Another Romney counterattack fail: Romney spokesperson vs. Mitt Romney

Here’s that Priorities USA ad, featuring Joe Soptic, who lost his job and his health insurance because of Bain Capital (and his wife subsequently died of cancer):


“To that point, if people had been in Massachusetts, under Governor Romney’s health care plan, they would have had health care. There are a lot of people losing their jobs and losing their health care in President Obama’s economy.” — Romney spokesperson Andrea Saul, yesterday, counterattacking a Priorities USA ad in which a laid-off steelworker blames the presumptive GOP nominee for his family losing health care.

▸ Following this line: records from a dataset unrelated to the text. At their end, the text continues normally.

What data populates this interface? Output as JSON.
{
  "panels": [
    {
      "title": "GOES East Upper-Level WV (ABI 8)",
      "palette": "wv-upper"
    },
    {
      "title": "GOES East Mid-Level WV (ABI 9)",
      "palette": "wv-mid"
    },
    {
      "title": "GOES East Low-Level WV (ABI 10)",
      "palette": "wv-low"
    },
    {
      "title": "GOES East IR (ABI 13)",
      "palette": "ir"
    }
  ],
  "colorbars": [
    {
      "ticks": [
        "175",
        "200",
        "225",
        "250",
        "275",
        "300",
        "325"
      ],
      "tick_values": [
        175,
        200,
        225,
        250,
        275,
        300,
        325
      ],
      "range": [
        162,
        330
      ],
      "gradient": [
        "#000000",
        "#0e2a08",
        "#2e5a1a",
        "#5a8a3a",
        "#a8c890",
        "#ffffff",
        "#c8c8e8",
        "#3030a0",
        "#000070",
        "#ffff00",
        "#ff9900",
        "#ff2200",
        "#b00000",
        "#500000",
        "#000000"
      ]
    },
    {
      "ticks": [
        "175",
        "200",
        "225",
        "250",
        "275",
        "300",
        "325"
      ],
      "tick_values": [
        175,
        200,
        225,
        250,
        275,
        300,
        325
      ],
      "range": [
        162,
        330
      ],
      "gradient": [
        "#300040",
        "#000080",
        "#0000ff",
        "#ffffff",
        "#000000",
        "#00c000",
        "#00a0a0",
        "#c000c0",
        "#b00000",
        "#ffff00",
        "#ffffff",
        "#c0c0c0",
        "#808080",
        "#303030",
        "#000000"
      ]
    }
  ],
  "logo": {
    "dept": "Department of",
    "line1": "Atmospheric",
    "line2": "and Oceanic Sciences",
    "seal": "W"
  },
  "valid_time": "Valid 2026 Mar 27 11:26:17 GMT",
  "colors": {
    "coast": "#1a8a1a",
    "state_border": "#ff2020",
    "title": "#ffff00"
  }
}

This kind of problem is something that “Obamacare” — aka the Affordable Care Act, based on Romneycare — is trying to remedy.

Oh, what was that you said last month, Governor Romney?

Is health care non-essential, Vice President Biden?

gifsflnMitt Romney vs. Joe Biden at the NAACP Conference.

Joe Soptic would have been better off in Massachusetts, back when Romney felt one way about universal health care. He feels differently now though. Like education, Mitt Romney thinks we should only get as much health care as we can afford. I kind of think a $77,000 tax deduction on a horse is non-essential. But that’s just me.

Plot twist: Romney defends Romneycare while still opposing Obamacare, rightwing heads explode

Brian Beutler discusses the plot twist that occurred yesterday in the Romney campaign narrative — and the absurd contradiction in messaging that Andrea Saul offered in Romney’s defense to a new Priorities USA ad (links and emphasis below are mine):

The background here is a new Priorities USA ad, which tells the story of a man, Joe Soptic, who lost his job — and thus his health insurance — after Bain bought out his plant. Years later his wife died of what may have been a preventable death of cancer.

His particular story doesn’t perfectly illustrate the problems with the country’s safety net. But far from suggesting Romney killed anybody (as his outraged supporters claim) it neatly exposes an enduring source of middle class uncertainty. If you get very sick almost anywhere in America, and then your employer goes out of business, or lays you off, you’re already running out of options. Romneycare fixed this problem in Massachusetts. Obamacare is designed to fix it for the rest of the country.

Enter the Romney campaign, which notes quite correctly that Romney’s mandated, subsidized health care system might have saved Soptic’s wife if she’d lived in Massachusetts. But if that’s such a good thing, then unless President Romney’s going to recommend that all sick and laid off people move to New England, his pledge to repeal Obamacare just falls apart.

Because of Andrea Saul’s response to that Priorities USA ad, Ann Coulter shambled onto the set of The Sean Hannity Cartoon Hour wearing her rage face to screech a little bit about the ad, but mainly to screech at “moron” Andrea Saul and the Romney campaign:

“Anyone who donates to Mitt Romney, and I mean the big donors, ought to say if Andrea Saul isn’t fired and off the campaign tomorrow, they are not giving another dime, because it is not worth fighting for this man if this is the kind of spokesman he has…

There’s no point in you doing your show [Sean Hannity], there’s no point in going to the convention and pushing for this man if he’s employing morons like this. This ad is the turning point and she has nearly snatched victory from the jaws of defeat! She should be off the campaign.”

It will be interesting to see where Romney goes from here. With his business “experience” and personal wealth being examined and attacked and questioned at every turn, now the shrillest exploding heads on Fox are threatening mutiny (on a ship they never wanted to be on) because he needs to score some points on an achievement, which Romneycare was.

But as Benjy Sarlin at TPM notes, “By trying to reclaim Romney’s health care law as part of his political resume, however, Romney is now inviting the issue back into the campaign. If he wants Americans to elect him based on his Massachusetts reforms, it’s only logical to ask him why he doesn’t want them for everyone.”